We came from many parts of Eastern Australia, Papua New Guinea and Nauru to answer our first ASOPA roll call. Vic Parkinson called it in the classroom; roadside end, adjacent to the Army Intelligence barracks. Twenty-two eager beavers had arrived ready to do their bit. A few made an impression even at that first gathering. Bob Turner cracked at least two, unsolicited jokes: he would prove to be the Class’s irrepressible personality, good natured and quick witted. Jack Busby dazzled with his stories, smiling his slow smile and tweaking an RAAF moustache. Brian Davis, a younger starter, felt compelled to ask, “Are there prizes at the end of the course?” All were pretty much in awe and anticipation of what we had signed up to do - worth £9 pounds a week, an enormous wage to most of us.

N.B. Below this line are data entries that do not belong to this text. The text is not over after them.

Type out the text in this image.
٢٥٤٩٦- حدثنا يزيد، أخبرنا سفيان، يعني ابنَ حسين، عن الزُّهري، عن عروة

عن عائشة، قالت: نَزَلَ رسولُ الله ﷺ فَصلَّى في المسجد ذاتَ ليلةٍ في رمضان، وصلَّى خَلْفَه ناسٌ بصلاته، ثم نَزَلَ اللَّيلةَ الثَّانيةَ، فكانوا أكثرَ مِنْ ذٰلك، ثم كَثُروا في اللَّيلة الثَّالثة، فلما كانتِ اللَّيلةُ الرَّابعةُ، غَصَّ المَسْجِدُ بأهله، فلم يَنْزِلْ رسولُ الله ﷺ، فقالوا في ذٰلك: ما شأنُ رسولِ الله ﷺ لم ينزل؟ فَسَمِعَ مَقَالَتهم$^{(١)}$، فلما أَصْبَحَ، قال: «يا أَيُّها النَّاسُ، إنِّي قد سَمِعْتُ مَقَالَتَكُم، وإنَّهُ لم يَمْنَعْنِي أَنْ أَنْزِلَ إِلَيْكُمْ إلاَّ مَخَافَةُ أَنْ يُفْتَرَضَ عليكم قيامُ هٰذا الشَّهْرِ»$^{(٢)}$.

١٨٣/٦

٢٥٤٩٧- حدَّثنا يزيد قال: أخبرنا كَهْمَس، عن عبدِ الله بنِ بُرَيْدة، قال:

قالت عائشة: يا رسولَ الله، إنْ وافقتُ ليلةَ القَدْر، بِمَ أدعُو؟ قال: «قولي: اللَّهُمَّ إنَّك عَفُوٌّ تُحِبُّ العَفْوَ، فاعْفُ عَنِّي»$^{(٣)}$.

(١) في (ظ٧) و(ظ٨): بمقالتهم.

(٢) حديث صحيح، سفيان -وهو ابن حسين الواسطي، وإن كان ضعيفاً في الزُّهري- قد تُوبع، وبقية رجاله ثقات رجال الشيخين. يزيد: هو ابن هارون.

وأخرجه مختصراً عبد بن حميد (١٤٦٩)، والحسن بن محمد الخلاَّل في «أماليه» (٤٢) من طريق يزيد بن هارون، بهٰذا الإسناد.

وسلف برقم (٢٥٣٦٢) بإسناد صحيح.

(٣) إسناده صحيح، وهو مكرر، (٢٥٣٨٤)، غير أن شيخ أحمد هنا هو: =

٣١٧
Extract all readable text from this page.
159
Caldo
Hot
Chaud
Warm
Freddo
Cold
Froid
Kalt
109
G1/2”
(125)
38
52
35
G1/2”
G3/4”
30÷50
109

ASOPA wasn't all work and no play! The other way around would be closer to the truth. For a small sum, the Class bought a 1924 Dodge with four days registration. Driving around the Mosman streets late one afternoon (no lights, no radiator cap, a windscreen that required the front left passenger to hold it in place), a policeman asked to inspect the vehicle. He chose to open the front right door to let the driver out, and the door came away in his hand to the delight of all passengers. The good copper told us all to go home and “get that thing off the road”. I am sad to say that's what we did: that thing went over the edge of the road leading to the Clifton Gardens pub. Young people! What was wrong with them in those days?
It appears that those of us still living have gone forth, done their bit, done their best and are still at it. Some have experienced significant public success; some have had to overcome disappointing moments. However all harbour the fondest memories of their cadet years at ASOPA.
Photo: For relatively well paid ASOPA students, second hand cars (usually with two wheels in the grave) were de rigeur. Here Howard Ralph [Class of 1962-63] disports himself atop of John Toms' Austin.